In the past year, the NLRB has issued a series of opinions which give a rather “liberal” interpretation of Section 8(b)(4)(B)’s prohibition on threatening, coercing, or restraining a neutral employer from doing business with someone.  Bannering, “Ratting,” and even infiltrating worksites impersonating federal immigration agents have all passed muster with the Board.  Apparently, bouyed by these decisions the Carpenters Union has taken its coercive and threaten tactics to the next level.  Recently, the Carpenters Union has been sending certified letters directly to neutral employers, who are the owners of construction projects, threatening the owner with picketing because of a “labor dispute” with a merit shop contractor working on the job site.    The letters name the contractor with whom the Carpenters allegedly maintain a “labor dispute.”  Moreover, the letters are being sent to employers who have no direct contract with the contractor that is involved with the “labor dispute.”  Usually, the contractor that the Carpenters are targeting are a subcontractor to the owner’s general contractor. 

As I have blogged about before, Section 8(b)(4)(B) of the NLRA prohibits a union “to threaten, coerce, or restrain any person engaged in commerce or in an industry affecting commerce . . . to cease doing business with any other person.”  Until this year, case law held that picketing a neutral employer violated Section 8(b)(4)(B) with the term “picketing” being fairly well defined.  However, beginning with United Brotherhood of Carpenters and Joiners of America, Local 1506 (Eliason & Knuth of Arizona, Inc.), 355 NLRB No. 159 (Aug. 27, 2010), the Board began gradually eroding the definition of picketing when it held that large stationary banners announcing a “labor dispute” at a neutral employers site where not tantamount to picketing but rather were protected forms of free speech.  In a later decision, the Board blessed the use of the familiar large inflatable rats to protest a “labor dispute” at a neutral employers job site on the same free speech grounds. 

Case law is split on wheather the specific act of sending letters to employers threaten pickets is a violation of Section 8(b)(4)(B).  However, unlike with banner and inflatable rats, the Unions cannot cloak its otherwise coercive activities with First Amendment free speech protection.  Any free speech protection for the letters is diminished because it is a private communication being sent directly to the neutral employer rather than an announcement being made to the whole community.  Therefore, the Carpenter’s Unions letters appear to squarely violate Section 8(b)(4)(B). 

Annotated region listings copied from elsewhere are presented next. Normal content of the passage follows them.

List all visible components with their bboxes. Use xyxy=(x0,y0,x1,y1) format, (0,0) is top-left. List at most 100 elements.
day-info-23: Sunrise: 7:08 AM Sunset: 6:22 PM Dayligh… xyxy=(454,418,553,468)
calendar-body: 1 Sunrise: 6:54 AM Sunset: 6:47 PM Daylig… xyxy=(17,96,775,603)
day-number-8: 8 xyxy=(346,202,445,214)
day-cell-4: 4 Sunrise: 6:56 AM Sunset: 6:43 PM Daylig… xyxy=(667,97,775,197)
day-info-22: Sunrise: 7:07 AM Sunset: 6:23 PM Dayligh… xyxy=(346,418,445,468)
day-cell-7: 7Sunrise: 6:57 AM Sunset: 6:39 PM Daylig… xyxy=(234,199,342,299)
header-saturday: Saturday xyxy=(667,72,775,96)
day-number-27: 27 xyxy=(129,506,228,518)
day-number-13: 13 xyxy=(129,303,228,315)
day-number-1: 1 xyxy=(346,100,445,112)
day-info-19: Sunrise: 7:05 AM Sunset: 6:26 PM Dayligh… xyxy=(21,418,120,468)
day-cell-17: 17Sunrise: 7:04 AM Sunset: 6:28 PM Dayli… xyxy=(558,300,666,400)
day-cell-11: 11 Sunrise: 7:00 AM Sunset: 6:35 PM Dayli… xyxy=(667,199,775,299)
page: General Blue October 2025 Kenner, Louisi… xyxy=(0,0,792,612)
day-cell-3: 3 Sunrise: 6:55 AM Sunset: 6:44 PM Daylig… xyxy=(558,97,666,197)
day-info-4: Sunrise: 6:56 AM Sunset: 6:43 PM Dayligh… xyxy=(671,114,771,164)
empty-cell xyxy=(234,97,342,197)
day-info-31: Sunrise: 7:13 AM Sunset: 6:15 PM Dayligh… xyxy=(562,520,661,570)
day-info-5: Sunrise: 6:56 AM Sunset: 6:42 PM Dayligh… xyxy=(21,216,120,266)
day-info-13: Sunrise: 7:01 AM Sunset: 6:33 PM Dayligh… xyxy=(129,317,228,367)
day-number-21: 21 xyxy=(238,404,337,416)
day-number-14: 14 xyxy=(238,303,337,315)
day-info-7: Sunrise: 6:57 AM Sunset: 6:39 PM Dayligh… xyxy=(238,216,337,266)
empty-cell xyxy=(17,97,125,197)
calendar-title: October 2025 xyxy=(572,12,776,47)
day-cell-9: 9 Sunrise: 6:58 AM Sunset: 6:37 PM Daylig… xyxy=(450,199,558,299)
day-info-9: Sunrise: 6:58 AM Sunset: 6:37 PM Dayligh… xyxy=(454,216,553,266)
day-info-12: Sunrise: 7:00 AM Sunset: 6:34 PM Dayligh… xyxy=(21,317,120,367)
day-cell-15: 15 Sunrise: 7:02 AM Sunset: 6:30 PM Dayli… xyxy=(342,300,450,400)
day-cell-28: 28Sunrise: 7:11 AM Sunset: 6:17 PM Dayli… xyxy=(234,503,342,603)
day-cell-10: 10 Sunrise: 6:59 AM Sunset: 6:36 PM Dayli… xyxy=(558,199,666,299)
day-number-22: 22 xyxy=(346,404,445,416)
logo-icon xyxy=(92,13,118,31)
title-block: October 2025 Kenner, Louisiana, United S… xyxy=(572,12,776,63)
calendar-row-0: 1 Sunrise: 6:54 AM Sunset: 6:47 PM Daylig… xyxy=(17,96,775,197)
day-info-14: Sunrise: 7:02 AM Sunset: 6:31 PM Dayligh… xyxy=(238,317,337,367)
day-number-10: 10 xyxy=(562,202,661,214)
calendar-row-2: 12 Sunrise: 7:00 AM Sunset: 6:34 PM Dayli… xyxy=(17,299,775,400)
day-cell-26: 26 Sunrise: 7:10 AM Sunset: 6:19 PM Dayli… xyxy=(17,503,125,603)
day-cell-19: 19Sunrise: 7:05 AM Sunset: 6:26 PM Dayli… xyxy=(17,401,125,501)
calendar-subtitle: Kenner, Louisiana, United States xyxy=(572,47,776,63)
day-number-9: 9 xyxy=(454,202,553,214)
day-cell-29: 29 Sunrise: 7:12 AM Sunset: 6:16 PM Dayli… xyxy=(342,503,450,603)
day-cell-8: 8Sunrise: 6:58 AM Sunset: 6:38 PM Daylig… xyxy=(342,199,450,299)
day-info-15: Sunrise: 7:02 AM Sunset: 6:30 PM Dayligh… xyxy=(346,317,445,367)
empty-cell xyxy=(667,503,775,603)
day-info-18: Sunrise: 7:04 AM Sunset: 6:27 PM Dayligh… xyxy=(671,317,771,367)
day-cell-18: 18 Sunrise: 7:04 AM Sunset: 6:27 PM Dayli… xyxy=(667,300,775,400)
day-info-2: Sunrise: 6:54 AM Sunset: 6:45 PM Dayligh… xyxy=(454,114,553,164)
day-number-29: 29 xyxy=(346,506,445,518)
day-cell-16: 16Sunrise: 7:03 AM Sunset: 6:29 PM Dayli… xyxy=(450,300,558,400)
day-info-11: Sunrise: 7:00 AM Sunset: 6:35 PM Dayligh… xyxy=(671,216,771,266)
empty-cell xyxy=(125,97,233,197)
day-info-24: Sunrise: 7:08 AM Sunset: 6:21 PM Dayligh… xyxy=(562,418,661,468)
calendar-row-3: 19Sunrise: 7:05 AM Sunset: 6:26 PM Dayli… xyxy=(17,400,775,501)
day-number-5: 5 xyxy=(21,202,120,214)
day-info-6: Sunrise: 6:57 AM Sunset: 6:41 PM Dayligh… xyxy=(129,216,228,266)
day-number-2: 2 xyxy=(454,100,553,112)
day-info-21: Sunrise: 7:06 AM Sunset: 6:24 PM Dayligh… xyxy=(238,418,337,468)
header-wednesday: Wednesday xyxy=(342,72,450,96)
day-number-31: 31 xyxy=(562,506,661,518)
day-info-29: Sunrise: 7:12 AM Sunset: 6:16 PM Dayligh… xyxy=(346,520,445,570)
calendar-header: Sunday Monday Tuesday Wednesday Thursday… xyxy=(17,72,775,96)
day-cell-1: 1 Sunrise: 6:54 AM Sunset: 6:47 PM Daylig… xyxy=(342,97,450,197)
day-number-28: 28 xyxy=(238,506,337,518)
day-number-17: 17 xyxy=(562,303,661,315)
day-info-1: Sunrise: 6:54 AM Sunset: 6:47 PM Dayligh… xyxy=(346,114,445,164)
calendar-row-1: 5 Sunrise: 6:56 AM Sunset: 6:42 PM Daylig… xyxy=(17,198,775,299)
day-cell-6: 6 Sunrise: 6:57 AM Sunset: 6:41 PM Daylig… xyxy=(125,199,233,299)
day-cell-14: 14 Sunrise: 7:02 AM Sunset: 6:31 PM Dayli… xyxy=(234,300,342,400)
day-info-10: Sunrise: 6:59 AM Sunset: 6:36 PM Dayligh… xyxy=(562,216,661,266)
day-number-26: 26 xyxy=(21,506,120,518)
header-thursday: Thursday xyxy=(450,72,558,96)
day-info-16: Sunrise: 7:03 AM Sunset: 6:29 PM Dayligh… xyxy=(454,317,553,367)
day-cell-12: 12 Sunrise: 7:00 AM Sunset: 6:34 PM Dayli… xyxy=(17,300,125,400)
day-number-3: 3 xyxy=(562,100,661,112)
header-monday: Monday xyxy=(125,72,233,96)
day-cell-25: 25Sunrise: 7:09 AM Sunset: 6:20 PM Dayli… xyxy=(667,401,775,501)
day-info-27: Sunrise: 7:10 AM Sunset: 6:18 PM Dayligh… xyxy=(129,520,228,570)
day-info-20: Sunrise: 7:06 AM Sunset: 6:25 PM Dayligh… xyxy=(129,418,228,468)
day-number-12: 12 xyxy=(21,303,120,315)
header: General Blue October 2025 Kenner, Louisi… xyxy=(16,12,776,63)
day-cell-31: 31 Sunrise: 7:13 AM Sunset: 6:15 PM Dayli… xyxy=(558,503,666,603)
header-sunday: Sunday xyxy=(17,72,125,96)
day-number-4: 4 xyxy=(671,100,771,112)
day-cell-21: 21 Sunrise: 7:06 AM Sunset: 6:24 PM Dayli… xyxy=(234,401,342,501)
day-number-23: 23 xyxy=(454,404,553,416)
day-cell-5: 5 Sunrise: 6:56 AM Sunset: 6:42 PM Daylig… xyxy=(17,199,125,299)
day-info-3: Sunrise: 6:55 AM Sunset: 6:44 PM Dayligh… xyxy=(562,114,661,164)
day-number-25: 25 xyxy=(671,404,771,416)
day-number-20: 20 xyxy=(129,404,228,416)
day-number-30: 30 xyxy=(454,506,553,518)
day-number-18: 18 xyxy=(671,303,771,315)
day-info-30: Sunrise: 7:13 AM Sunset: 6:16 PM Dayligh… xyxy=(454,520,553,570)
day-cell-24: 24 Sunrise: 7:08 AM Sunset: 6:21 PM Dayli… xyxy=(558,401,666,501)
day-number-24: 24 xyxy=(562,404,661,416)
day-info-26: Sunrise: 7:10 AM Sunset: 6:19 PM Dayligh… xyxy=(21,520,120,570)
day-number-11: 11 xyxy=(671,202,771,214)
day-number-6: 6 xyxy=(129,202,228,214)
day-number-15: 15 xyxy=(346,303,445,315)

I am not aware of any targeted contractors taking action against the Carpenters for the letters.  However, because there is less of a free speech issue with the letters than there is with bannering and rats, it would be interesting to see how the Board would rule if a targeted contractor did bring an unfair labor practice claim against the Carpenters with the Board.  It will also be interesting to see if any of the employers cede to the Union’s demands causing the targeted contractor to lose out on the job.  And, if so, whether the targeted contractor brings an action against the union for damages.  If we learn of any such claims or Board decisions on this matter, I will be sure to blog about it.